Serialization convention
There are several cases in Cloudstate where user provided values need to be serialized. Given Cloudstate’s dependence on gRPC, protobuf is an obvious serialization format, however, it’s not always convenient. For example, if protobufs were the only supported format, it would not be possible to use strings as keys in an ORMap, instead users would have to create a protobuf message that wrapped a string, and use that instead.
User function libraries are therefore encouraged to support a variety of primitive types, according to what’s available in their language. JSON is also a popular and convenient serialization format in some situations, and this may supported too.
User provided values in Cloudstate are serialized to protobuf Any
values. These contain a type_url
string
field that identify the protobuf type, along with a value
bytes
value for the serialized bytes. While there’s nothing technically stopping anything being put in either of the fields, such as a UTF8 encoded string or JSON, the bytes
are meant to be a valid protobuf, and the type_url
is meant to refer to a protobuf type. To support the serialization of primitive and JSON values in a way that is as consistent as possible with the intentions behind Any
, Cloudstate has defined convention for achieving this.
Primitive values
Serialized primitive values have a type_url
prefix of p.cloudstate.io
. The path of the URL is the protobuf name of the primitive. So, for example, the type_url
of a serialized string is p.cloudstate.io/string
, while for a serialized boolean, it is p.cloudstate.io/bool
.
The value
field contains a message that is serialized using the following schema:
syntax = "proto3";
message Primitive {
<type> value = 1;
}
Where <type>
is the type of the primitive, eg string
. Implementations may define messages to represent these, but in most cases this is not necessary, serializing and deserializing the above message can be done manually using the libraries provided by the protobuf support in a given language.
Primitive value stability
Since these values are often used as keys in maps and elements in sets, the stability of the encoded form is important. While the protobuf spec does not make any guarantees on serialization stability, protobuf implementations are free to guarantee stability of their serialized form, and so it’s important that the implementation used to encode the above messages is stable. This means, no additional fields may be included in the message, and if the primitive value is the default value for that type (for example, for string
, the empty string, or for any number, zero), the encoded message must be an empty byte string.
JSON values
Serialized JSON values have a type_url
prefix of json.cloudstate.io
, and a path determined using a language specific mechanism, for example, in statically typed languages, it may be a fully qualified class name, in dynamically type languages, it may come from a field in the object, such as type
. Typically, the type will be important even in dynamically typed languages when serializing event sourced events, to determine which event handler should be invoked to handle a particular event.
The value
field contains a message that is serialized using the following schema:
syntax = "proto3";
message Json {
bytes json = 1;
}
The UTF8 encoded serialized JSON is placed in the json
field of the message above. This encoding is intentionally identical to using a string
typed json
field instead, both will yield exactly the same bytes for the same JSON. It is also identical to the primitive encoding for string
and bytes
, and so implementations may simply reuse that.

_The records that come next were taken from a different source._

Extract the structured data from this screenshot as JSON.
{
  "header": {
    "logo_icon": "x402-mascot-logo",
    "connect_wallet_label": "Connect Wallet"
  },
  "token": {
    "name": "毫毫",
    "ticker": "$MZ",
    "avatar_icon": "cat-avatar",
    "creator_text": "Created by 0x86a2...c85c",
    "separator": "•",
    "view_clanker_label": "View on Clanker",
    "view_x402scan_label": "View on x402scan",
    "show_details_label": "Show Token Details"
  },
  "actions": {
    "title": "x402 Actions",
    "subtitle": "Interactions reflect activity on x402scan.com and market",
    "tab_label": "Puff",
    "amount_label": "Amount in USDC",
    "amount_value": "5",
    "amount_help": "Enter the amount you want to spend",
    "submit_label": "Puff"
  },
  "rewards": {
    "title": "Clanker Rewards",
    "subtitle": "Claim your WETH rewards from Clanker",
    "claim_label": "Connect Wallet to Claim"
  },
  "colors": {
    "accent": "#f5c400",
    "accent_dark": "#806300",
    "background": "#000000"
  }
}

Serialized JSON value stability
As with primitive values, the stability of the encoded form is important. Libraries are encouraged to use JSON encoders that produce a stable output for logically equal inputs. Cloudstate does not put any requirements on how to achieve stable serialization, however many languages have libraries that do produce a canonical JSON representation of values. In the absence of such a library, the following considerations need to be remembered:
-
The order of fields must not change for two equivalent objects - lexicographically sorting them is one way to achieve this.
-
The whitespace in the representation must be consistent (typically, no whitespace is best).
-
The serialization of equal numbers must be consistent (eg, if a number is equal to 1, it should either encode to 1, or 1.0, but not both).